Mais le traumatisme brutal n’était pas mortel, selon la recherche. L’individu a survécu, avec la guérison osseuse autour de la blessure au projectile, ce qui signifie qu’il a vécu le reste de sa vie avec la pointe de flèche de silex intégrée dans leur côte.
Les archéologues ont trouvé l’os de la personne lors de récentes fouilles dans un lieu de sépulture préhistorique connu sous le nom de Roc de les Orenetes, dans le nord-est de l’Espagne, selon un 8 juillet déclaration De IPHES – l’Institut catalan de paléoécologie humaine et d’évolution sociale.
La personne blessée – dont le sexe et l’âge à la mort n’ont pas encore été signalés – semblaient avoir été abattus par derrière, selon le communiqué IPHES.
Des fouilles sont en cours à Roc de les Orenetes dans les Pyrénées catalans depuis 2019. Carlos Torneraun archéologue préhistorique à l’Université autonome de Barcelone, les fouilles sur le site de la grotte ont produit plus d’un millier d’os humains jusqu’à présent, et la datation en carbone place les enterrements entre 4 100 à 4 500 ans.
Dans une étude publiée dans le American Journal of Biological Anthropology en 2024, bioarchéologue Miguel Ángel Moreno de l’Université d’Édimbourg, avec Tornero et ses collègues, a détaillé leur analyse des squelettes humains récupérés du Roc de Les Orenetes cave entre 2019 et 2021.
Les chercheurs ont déterminé qu’au moins 51 personnes de divers âges et les deux sexes ont été enterrés dans la grotte Roc de Les Orenetes. Au moins six personnes ont été impliquées dans des combats mortels, ont-ils écrit dans l’étude de 2024.

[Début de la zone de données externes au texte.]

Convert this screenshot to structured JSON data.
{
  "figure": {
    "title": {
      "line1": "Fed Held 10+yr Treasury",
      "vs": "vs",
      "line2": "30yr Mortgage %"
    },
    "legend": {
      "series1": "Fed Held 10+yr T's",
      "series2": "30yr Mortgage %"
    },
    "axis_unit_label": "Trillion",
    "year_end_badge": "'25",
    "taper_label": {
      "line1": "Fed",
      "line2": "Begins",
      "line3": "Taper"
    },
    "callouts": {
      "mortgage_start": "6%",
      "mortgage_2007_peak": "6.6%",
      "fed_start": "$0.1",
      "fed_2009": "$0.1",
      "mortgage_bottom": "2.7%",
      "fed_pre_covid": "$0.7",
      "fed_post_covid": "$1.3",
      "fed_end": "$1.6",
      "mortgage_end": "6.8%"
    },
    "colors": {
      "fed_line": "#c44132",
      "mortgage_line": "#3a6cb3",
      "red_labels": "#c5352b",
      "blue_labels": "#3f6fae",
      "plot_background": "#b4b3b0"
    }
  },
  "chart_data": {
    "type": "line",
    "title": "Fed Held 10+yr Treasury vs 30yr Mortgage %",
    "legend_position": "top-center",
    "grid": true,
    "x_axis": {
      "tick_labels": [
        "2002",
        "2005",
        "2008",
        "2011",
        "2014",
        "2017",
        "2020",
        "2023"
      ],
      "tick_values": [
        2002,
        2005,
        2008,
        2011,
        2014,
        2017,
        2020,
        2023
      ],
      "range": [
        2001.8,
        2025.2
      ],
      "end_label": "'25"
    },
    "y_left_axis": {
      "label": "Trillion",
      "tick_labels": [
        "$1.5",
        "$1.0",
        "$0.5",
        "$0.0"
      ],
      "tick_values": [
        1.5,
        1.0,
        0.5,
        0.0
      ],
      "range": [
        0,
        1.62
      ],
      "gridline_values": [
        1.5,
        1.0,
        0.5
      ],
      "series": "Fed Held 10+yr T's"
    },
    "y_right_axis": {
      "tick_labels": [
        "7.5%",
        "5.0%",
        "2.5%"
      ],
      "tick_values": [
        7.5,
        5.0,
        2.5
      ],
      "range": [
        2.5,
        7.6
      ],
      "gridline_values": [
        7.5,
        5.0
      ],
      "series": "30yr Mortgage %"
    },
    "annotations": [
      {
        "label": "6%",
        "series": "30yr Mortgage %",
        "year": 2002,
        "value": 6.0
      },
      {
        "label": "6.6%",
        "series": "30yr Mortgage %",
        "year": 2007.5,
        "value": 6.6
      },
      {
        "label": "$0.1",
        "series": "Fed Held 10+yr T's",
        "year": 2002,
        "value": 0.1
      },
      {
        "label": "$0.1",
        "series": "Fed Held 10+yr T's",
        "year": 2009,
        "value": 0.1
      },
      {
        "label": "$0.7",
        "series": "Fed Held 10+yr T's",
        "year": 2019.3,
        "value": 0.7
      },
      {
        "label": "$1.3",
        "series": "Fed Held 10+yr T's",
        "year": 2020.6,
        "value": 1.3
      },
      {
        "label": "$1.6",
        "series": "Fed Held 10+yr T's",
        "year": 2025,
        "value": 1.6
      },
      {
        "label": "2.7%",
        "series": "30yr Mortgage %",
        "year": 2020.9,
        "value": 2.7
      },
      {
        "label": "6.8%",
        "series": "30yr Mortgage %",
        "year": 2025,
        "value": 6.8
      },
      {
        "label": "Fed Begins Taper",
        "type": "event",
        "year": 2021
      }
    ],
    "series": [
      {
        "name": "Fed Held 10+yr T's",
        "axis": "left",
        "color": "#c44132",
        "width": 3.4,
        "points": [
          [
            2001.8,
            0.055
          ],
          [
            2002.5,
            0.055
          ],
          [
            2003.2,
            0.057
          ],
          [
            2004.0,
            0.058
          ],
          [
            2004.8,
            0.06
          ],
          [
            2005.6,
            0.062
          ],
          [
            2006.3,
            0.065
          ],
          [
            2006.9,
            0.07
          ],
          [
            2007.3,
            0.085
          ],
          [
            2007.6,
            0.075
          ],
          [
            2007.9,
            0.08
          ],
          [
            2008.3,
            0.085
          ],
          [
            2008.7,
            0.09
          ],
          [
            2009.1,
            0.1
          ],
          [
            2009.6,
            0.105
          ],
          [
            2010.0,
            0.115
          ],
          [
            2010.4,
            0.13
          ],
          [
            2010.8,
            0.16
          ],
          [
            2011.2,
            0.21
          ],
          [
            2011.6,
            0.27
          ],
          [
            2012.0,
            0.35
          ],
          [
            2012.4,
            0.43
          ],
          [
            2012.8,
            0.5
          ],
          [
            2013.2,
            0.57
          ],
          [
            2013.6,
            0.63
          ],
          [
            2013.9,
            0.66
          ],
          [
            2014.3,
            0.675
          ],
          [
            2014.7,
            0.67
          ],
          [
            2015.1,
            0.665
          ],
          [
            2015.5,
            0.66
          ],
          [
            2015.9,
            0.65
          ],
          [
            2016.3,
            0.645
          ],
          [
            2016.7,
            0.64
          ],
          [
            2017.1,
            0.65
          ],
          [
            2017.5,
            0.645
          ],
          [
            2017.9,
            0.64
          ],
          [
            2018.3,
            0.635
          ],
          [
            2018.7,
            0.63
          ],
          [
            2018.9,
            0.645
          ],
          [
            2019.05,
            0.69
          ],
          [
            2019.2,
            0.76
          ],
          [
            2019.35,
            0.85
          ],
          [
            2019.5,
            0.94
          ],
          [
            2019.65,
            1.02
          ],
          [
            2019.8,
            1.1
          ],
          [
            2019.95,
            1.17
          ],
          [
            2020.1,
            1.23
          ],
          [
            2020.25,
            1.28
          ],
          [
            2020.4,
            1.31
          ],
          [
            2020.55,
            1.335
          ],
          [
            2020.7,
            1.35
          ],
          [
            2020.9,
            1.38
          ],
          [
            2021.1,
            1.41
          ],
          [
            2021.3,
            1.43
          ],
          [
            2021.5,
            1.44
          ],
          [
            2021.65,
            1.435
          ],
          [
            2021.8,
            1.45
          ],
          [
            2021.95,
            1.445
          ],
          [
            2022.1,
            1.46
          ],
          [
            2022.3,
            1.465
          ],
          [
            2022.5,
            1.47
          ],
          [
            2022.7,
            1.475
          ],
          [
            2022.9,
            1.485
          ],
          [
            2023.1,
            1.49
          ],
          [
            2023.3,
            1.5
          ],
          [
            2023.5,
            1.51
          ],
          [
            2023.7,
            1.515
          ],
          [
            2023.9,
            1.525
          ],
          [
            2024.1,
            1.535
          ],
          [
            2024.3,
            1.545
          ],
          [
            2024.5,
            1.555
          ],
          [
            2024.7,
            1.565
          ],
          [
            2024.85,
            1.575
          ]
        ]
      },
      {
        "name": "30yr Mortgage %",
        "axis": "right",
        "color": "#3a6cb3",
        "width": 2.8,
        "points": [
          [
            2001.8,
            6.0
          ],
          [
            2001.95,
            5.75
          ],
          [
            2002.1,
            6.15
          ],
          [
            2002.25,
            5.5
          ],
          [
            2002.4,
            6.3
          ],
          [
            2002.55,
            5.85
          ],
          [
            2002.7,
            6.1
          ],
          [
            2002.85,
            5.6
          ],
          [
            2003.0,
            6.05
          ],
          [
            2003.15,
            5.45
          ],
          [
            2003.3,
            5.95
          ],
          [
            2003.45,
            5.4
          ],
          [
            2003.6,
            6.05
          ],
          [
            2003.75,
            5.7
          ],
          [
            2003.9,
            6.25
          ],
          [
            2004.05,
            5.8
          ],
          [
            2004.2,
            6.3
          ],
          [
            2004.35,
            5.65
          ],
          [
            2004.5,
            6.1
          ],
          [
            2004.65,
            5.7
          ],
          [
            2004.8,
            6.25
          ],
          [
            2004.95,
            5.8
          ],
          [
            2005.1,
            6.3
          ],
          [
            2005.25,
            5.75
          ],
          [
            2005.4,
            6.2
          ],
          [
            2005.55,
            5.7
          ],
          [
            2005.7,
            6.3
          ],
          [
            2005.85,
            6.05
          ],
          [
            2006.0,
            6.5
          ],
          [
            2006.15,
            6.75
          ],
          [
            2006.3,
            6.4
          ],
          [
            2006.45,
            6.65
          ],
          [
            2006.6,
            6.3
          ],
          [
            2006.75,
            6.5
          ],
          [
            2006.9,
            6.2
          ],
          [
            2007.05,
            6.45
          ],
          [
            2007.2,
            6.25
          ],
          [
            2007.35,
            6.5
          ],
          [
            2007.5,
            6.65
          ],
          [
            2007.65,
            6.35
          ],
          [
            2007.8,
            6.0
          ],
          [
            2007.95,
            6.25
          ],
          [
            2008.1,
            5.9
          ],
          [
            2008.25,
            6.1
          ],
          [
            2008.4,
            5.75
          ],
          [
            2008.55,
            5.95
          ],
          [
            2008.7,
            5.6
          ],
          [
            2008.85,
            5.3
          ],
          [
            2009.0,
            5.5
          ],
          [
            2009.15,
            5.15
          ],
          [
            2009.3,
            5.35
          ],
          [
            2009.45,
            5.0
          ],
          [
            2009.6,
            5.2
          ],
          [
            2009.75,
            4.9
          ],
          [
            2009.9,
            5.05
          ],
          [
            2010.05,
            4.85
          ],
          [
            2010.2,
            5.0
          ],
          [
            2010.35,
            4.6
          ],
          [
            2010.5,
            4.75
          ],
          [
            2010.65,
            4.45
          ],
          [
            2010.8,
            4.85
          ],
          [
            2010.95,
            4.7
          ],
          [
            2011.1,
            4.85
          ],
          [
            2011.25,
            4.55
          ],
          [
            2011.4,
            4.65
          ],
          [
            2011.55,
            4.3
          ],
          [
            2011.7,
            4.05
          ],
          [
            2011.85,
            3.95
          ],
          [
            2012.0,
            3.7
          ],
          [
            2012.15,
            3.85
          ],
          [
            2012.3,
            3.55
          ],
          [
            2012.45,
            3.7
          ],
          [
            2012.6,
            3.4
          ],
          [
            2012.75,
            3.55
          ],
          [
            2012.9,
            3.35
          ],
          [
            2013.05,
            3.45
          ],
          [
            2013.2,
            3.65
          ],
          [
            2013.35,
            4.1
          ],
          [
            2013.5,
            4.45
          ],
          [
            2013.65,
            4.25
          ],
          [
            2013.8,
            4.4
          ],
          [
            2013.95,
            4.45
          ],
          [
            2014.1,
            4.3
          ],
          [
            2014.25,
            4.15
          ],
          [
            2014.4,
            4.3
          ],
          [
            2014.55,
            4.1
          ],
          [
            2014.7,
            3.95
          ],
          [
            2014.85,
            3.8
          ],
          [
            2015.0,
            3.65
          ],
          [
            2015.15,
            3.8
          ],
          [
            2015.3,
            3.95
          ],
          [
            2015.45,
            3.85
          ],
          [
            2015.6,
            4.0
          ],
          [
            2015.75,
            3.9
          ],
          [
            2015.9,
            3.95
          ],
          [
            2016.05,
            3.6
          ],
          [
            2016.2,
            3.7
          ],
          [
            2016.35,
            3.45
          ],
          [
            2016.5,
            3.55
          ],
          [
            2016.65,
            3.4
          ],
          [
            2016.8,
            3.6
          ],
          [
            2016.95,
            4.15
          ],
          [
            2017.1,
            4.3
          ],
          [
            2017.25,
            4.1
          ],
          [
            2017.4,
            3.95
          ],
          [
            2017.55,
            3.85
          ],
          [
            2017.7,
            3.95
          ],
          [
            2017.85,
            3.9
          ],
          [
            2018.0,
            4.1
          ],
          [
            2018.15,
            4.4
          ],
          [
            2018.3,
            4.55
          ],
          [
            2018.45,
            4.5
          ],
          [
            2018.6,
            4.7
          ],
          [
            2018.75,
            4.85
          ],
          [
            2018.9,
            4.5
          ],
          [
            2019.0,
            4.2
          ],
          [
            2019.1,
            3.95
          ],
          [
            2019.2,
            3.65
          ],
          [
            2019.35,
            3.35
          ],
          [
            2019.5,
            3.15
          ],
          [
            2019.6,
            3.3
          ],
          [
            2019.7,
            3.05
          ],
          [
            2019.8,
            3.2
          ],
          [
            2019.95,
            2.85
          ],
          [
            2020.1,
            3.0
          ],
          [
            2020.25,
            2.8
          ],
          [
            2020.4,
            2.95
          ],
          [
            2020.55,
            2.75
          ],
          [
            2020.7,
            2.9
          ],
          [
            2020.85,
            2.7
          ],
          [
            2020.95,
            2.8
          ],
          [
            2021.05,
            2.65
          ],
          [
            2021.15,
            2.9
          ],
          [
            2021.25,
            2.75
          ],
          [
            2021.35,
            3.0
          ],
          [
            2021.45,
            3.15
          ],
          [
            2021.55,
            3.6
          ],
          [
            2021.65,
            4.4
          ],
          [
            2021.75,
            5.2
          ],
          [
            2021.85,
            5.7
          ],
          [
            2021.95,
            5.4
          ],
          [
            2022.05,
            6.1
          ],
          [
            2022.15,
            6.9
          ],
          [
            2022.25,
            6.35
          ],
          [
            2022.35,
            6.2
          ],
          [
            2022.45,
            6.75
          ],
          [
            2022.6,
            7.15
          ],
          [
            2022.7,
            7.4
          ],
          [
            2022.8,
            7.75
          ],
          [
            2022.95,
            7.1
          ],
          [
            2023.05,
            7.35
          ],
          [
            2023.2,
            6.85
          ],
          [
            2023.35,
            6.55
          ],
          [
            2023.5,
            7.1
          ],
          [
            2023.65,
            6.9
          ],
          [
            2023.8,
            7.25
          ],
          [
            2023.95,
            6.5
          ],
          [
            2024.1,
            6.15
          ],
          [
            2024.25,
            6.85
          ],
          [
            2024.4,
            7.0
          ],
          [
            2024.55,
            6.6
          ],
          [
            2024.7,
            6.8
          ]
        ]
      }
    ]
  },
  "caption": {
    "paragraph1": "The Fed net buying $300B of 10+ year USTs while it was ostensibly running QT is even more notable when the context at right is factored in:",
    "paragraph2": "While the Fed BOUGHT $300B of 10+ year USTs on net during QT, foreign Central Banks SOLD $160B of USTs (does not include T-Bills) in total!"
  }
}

Les blessures identifiées dans cette analyse précédente étaient principalement situées sur le haut du corps, en particulier les membres supérieurs et les côtes, les chercheurs ont noté, et différentes armes et matières premières semblent avoir été utilisées pour infliger les blessures. Dans un cas, l’avant-bras d’une personne avait été amputé.
« Cette preuve représente un comportement violent récurrent et des preuves de violence interpersonnelle située à la plus haute altitude des Pyrénées » – 6 023 pieds (1 836 mètres) au-dessus du niveau de la mer – les chercheurs ont écrit. Même dans les conditions géographiques les plus robustes, les conflits à petite échelle sont clairement nés et ont entraîné des blessures et la mort, ont-ils noté.
La nervure nouvellement découverte avec la pointe de flèche intégrée subira désormais une analyse de microtomographie aux rayons X, selon la déclaration IPHES, ainsi que des analyses chimiques et ADN, pour en savoir plus sur la vie et la mort du peuple enterré dans le Roc de Les Orenetes Cave il y a quatre millénaires il y a quatre millénaires.